The reaction formula of the present invention can be represented by the following formula:

in the formula I or formula II, R¹Is optionally selected from C₂-C₈Alkyl, naphthyl, a radical of the formula III or C₄～C₁₀N, O, S-containing heterocyclic aryl groups;

the R is¹In (A), the C₂-C₈H on the alkyl group of (a) is unsubstituted or substituted with 1 or more substituents a, which are phenyl, naphthyl, heterocyclic aryl or substituted phenyl; said heterocyclic aryl isIndolyl, pyridyl, pyrrolyl, thienyl or furanyl; the substituted phenyl refers to phenyl with H on the phenyl substituted by more than 1 substituent B, and the substituent B is C₁-C₃Alkyl of (C)₁-C₃Alkoxy, benzyloxy or C₁-C₃Alkylthio groups of (a);

the R is¹In (A), the C₄～C₁₀The N, O, S-containing heterocyclic aryl group of (a) is pyridyl, pyrrolyl, thienyl, indolyl or furyl, preferably pyridyl, indolyl or pyrrolyl;

the R is¹In (1), the naphthyl and C₄～C₁₀H of the N, O, S-containing heterocyclic aryl group of (a) is unsubstituted or substituted with 1 or more substituents C, said substituents C being C₁-C₃Alkyl or C₁-C₃Alkoxy group of (a);

the R is¹In the group of the formula III, R⁴、R⁵、R⁶、R⁷、R⁸Optionally selected from H, halogen, C₁-C₂Alkyl of (C)₁-C₃Alkoxy, benzyloxy, C₁-C₃R is any one of alkylthio, ester group of C1-C3, tert-butyldimethylsilyloxy, trifluoromethyl, trifluoromethoxy, dimethylamino, pinacolboroester ethyl, menthol oxy and estradiol protected estrone oxy, R is⁴、R⁵、R⁶、R⁷、R⁸When all are H, the compound shown in the formula III is phenyl. The halogen is F, Cl, Br or I.

In the formula I or formula II, R²Is optionally selected from C₁-C₄Alkyl group of (1).

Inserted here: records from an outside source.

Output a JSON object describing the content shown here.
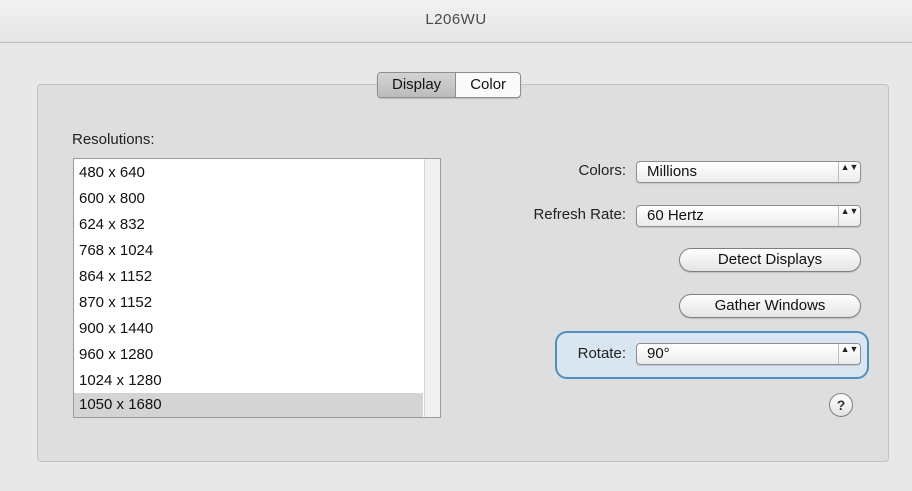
{
  "window": {
    "title": "L206WU"
  },
  "tabs": [
    {
      "label": "Display",
      "active": true
    },
    {
      "label": "Color",
      "active": false
    }
  ],
  "resolutions": {
    "label": "Resolutions:",
    "items": [
      "480 x 640",
      "600 x 800",
      "624 x 832",
      "768 x 1024",
      "864 x 1152",
      "870 x 1152",
      "900 x 1440",
      "960 x 1280",
      "1024 x 1280",
      "1050 x 1680"
    ],
    "selected": "1050 x 1680"
  },
  "colors": {
    "label": "Colors:",
    "value": "Millions"
  },
  "refresh": {
    "label": "Refresh Rate:",
    "value": "60 Hertz"
  },
  "buttons": {
    "detect": "Detect Displays",
    "gather": "Gather Windows"
  },
  "rotate": {
    "label": "Rotate:",
    "value": "90°"
  },
  "help": {
    "glyph": "?"
  },
  "popup_arrows": "▲▼",
  "accent_color": "#4f8fc0"
}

In the formula I or formula II, R³Is optionally selected from C₁-C₃Alkyl, phenyl or benzyl of (a); said C is₁-C₃H of the alkyl group of (A) is unsubstituted or substituted by 1 or more substituents D, wherein the substituents D are phenyl and C₁-C₃Or 1, 3-dioxolanyl.

When R is²And R³When both are unsubstituted alkyl, R²The number of carbon chains is not equal to R³Carbon chain number + 1.

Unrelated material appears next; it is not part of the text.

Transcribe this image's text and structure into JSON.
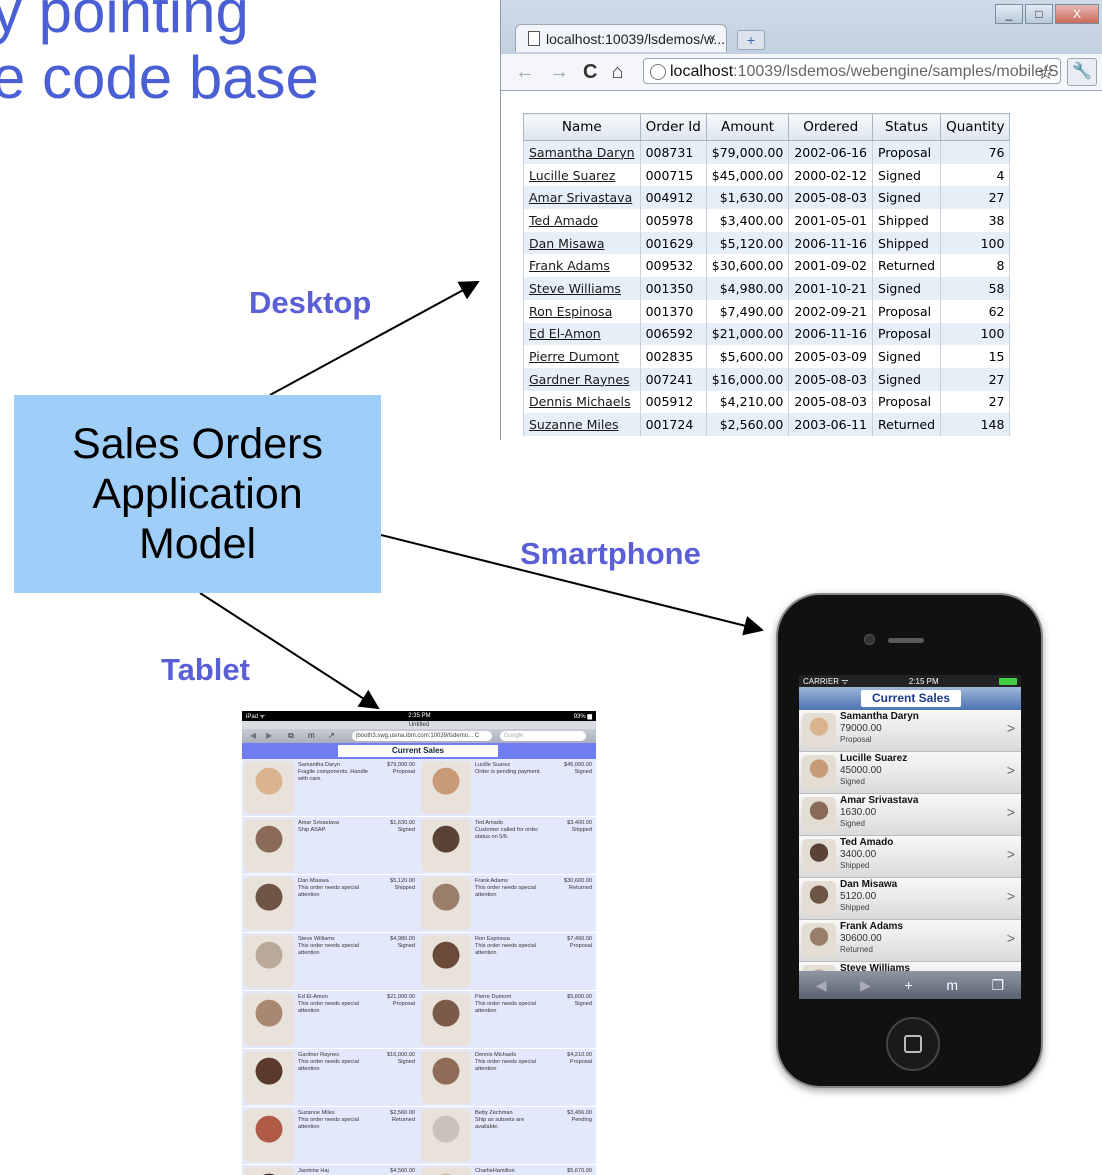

Further, R is¹Preferably C₂-C₈Alkyl, naphthyl, 6-methoxy naphthyl, pyridyl, 2-methoxy pyridyl, indolyl, N-methyl indolyl or the group of formula III;

the R is¹In (A), the C₂-C₈H on the alkyl group of (A) is substituted by a substituent A, R¹Can be represented as R^A—(CH₂)_nN is an integer of 2 to 8, R^AIs a substituent A, R on a carbon chain^APreferably phenyl, naphthyl or p-methoxyphenyl;

the R is¹Wherein the group shown in the formula III is phenyl or substituted phenyl with 1-2 substituents, and the substituent on the substituted phenyl is preferably halogen or C₁-C₂Alkyl of (C)₁-C₃Alkoxy, benzyloxy, C₁-C₃Alkylthio of, C₁-C₃Ester group of (a), tert-butyldimethylsilyloxy group, trifluoromethyl group, trifluoromethoxy group, dimethylamino group, pinacolboronic ester group ethyl group, menthol oxy group or glycol-protected estrone oxy group.

R₃Preferably C₁-C₃Alkyl, phenyl or benzyl of (a); said C is₁-C₃When H on the alkyl group of (A) is unsubstituted or substituted by a substituent D, and R is substituted by a substituent D₃Can be represented as R^D—(CH₂)_mM is an integer of 1-3, and the substituent D is phenyl or C₁-C₃Or 1, 3-dioxolanyl.

The tri-substituted olefin shown in the formula I as the raw material used in the invention can be (E/Z) mixed tri-substituted olefin or olefin with single E or Z configuration, the configuration ratio of E, Z is not limited, mixed olefin with any E/Z configuration or olefin with single E configuration or olefin with Z configuration can be used in the method, and the chiral characteristics of chiral alkyl compound products prepared from raw materials with different configuration ratios are the same.

Drawings

FIG. 1 is a single crystal structural diagram of a compound of formula IV-1 as a catalyst.

Detailed Description

The technical solution of the present invention is further specifically described below by specific examples, but the scope of the present invention is not limited thereto.